Pek mübarek aydınlarımız ve hocalarımız, Mustafa Kemal Atatürk ve Türkiye Cumhuriyeti’ne sataşmaktan, bu iki değere kılıç sallayıp durmaktan vazgeçin. Bu huyunuz size, öğrencilerimize ve halkımıza hiçbir katkı sağlamıyor.
Konya’da, Konya Ticaret Odası (KTO) Karatay Üniversitesi adında özel bir üniversite, Konya Aydınlar Ocağı denen bir dernek var. Bu üniversitenin hocalarından bazısı bazen Konya Aydınlar Ocağı’nda konferans veriyorlar.
Üniversitenin bazı hocaları ile Aydınlar Ocağı’nın Başkanı Mustafa Güçlü ve bazı arkadaşları Aydınlar Ocağı’ndaki konuşmalarında, hocalar üniversitedeki derslerinde sıklıkla Atatürk ve T.C. aleyhinde konuşuyorlar. Bu tür konuşmaları dinledikçe, duydukça Mustafa Güçlü ile hocaların asli ve öncelikli görevleri bu mu diye düşünürüm.
Örnekler vereyim. Karatay Üniversitesi’nin hocalarından Prof. Caner Arabacı öğrencilerine diyor ki: “Osmanlı’nın arşivleri 1931’de, Atatürk’ün bilgisi dâhilinde Bulgaristan’a satıldı.” Bunu duyan bir öğrenci Türkiye Cumhuriyeti’nin yöneticilerini arşivin kıymetini bilmeyen, Kâğıt tüccarları sanır.
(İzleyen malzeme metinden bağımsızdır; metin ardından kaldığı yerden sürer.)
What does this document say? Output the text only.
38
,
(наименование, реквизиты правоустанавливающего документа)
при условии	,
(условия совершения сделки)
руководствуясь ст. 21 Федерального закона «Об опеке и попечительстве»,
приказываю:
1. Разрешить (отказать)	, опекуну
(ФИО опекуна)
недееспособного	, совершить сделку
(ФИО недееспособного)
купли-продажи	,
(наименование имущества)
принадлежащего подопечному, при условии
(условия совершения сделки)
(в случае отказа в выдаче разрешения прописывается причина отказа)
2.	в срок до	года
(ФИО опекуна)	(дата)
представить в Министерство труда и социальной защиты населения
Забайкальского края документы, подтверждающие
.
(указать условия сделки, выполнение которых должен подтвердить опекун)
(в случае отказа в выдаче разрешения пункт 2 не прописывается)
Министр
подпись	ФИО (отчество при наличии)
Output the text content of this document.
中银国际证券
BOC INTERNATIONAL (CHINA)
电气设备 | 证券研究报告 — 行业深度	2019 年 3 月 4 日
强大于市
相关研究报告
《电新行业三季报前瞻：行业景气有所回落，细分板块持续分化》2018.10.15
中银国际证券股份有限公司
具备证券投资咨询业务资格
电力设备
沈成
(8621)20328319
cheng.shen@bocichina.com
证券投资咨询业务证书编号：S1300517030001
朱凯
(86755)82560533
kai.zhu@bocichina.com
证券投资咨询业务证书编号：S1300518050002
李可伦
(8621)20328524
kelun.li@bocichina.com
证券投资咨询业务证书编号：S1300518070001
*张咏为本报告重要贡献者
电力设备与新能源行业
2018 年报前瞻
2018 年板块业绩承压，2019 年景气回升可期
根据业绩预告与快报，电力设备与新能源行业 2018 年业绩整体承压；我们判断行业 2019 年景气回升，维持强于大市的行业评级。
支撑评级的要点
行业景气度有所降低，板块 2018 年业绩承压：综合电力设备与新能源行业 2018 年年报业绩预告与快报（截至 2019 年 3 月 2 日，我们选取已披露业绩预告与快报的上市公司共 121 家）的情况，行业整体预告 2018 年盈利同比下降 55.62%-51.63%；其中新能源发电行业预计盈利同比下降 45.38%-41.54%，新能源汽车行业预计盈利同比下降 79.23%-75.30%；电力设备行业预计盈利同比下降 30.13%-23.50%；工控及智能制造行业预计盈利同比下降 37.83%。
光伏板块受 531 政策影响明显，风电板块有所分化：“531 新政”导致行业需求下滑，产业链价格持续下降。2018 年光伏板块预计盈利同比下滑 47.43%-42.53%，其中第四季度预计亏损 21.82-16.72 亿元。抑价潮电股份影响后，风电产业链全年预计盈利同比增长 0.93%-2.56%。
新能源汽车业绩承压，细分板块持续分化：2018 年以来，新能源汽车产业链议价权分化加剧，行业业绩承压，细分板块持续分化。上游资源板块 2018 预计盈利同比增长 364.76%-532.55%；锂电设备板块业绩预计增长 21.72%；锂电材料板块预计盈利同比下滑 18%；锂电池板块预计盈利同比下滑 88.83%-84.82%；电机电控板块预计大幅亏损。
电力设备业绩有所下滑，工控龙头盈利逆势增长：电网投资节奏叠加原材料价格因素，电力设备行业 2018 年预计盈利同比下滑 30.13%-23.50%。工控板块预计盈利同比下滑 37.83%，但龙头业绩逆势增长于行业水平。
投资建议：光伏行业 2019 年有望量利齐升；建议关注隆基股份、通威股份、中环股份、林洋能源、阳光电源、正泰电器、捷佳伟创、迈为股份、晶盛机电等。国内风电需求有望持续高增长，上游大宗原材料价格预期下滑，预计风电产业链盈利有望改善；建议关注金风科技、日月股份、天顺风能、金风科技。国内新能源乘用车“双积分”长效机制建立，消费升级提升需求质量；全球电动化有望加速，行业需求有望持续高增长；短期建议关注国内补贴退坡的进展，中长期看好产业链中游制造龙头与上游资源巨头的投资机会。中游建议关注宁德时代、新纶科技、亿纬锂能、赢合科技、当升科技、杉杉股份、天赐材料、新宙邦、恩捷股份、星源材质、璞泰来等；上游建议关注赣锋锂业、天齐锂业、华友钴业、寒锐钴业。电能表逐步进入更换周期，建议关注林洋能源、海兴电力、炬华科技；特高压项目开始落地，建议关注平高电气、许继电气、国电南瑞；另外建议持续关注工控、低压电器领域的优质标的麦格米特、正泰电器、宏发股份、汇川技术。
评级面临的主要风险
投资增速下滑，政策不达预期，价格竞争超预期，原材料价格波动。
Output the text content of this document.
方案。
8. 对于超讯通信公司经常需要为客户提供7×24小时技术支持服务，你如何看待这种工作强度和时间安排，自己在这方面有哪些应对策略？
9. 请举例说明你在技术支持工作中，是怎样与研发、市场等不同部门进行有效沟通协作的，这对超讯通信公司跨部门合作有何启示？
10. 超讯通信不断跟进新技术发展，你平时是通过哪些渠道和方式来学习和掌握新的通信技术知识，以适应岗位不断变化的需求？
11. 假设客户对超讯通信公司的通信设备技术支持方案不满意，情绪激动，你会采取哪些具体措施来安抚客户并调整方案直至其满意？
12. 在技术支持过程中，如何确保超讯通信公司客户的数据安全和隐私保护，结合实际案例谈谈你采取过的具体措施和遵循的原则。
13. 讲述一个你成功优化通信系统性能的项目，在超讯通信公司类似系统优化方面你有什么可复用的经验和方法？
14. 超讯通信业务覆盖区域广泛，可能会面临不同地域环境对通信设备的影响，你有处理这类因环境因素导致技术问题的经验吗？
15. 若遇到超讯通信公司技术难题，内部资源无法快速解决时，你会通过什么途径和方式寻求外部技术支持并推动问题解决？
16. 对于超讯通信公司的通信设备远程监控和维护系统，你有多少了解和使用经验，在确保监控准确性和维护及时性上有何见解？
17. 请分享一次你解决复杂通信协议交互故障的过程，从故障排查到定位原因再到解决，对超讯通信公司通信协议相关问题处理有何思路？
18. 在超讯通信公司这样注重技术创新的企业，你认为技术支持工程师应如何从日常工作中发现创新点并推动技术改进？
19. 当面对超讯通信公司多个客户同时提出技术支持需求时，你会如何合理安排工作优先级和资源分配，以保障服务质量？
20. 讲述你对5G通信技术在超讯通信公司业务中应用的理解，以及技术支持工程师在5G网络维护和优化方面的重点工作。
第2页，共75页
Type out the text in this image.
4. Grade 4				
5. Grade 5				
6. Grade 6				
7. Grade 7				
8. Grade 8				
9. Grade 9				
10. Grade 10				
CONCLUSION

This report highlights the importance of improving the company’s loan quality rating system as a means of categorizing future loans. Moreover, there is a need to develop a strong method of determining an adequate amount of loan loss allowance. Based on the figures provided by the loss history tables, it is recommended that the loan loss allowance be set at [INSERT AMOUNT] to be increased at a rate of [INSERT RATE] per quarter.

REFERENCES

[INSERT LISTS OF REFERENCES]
Bu kişi gençleri böyle mi yetiştirmeli? T.C. nin kurucuları millî ve tarihi değerlerimizi satmadılar, Osmanlının sattıklarını (verdikleri) kapitülasyonları para vererek kaldırdılar.
Bunlardan birisi, “Osmanlı olmasaydı Türkiye sömürge olurdu” diyor. İnsanda biraz vicdan, unvan ve derneğinin adına layık olmalı. Yaşadığımız coğrafyanın zenginliklerini sömürten, Türk milletini Arap-Acem hayranı yapan Osmanlı mıydı, Türkiye Cumhuriyeti miydi?
Karatay Üniversitesi’nin bazı hocaları öğrencilerine Atatürk-Cumhuriyet karşıtlığı ile bilinen Yavuz Bahadıroğlu’nu anlattırıyorlar, gençleri zehirliyorlar. Öğrencilerimize bir sorunlu adam öğretilirken velilerimiz susmamalılar. Yoksa gençlerimiz yarın ailelerinin ve toplumumuzun en büyük sıkıntısı olurlar.
Konya Aydınlar Ocağı’nın bir üstadı, “Avrupa diye bir kıta yoktur” diyor. Avrupa karşıtlığı adına gülünçleştiğinin farkına varmıyor. Olayın ilginç yönü nedir biliyor musunuz? Orada “akademisyen”, “eğitimci”, “milliyetçi, “aydın” adı altında bu saçmalığı duyan, ama ağzını açmayan bir sürü kişi var ama hiç birisinden ses çıkmıyor. Bilimin, aklın, eğitimin, Türk milliyetçiliğinin çiğnendi bir yerde kişiler seslerini çıkarmıyorlarsa, hepsi yok hükmündedir.
Adı geçen üniversitenin hocalarından birisi diyor ki: “Dilencilik bize Batı’dan gelmiştir. Atasözlerimiz ya hadislerden ya ayetlerden alınmıştır.” Bu kafa medrese kafasıdır. Bu kafa Türk kültür ve tarihine kapalıdır. Konya Aydınlar Ocağı’nın aydınlarından olan bu hoca Batı’yı ve Türk tarihi bilmiyor mu? İnsan bu kadar mı dar düşünür. Dindar görünümlü bu hoca geçmişte, Medine sokaklarının dilencilerle dolu olduğunu, Peygamber’in onlara “Gidin çalışın” dediğini ayet ve hadislerde “Dilenciye verin” dendiğini, dünyanın dilencisi en çok olan ülkelerin İslam ülkeleri olduğunu hiç duymadı mı?
Yazılacak daha çok şey var ama bu kadar yeter. Sonra devam edeceğim. Yazdıklarımı şöyle toparlayayım:
Pek mübarek aydınlarımız ve hocalarımız,
Mustafa Kemal Atatürk ve Türkiye Cumhuriyeti’ne sataşmaktan, bu iki değere kılıç sallayıp durmaktan vazgeçin. Bu huyunuz size, öğrencilerimize ve halkımıza hiçbir katkı sağlamıyor.
Mustafa Kemal ve Türkiye Cumhuriyeti’nin kurucuları sizin, bizim, hepimizin analarını öldürmediler, karı ve kızlarımızı kirletmediler. İstiklal Savaşı’nda on binlerce insanımızı öldüren Mustafa Kemal ve arkadaşları değildi. Namus, can ve yurdumuzu İngiliz, Fransız ve Yunanlılardan kurtaran Mustafa Kemal ve silah arkadaşlarıydı. Bu kahramanlarımızdan ne istiyorsunuz?
Bozgunculuk yapıyorsunuz. Artık bu bozgunculuğa tahammülümüz kalmadı. Devlet ve milletimizin önemi sizden daha önemlidir.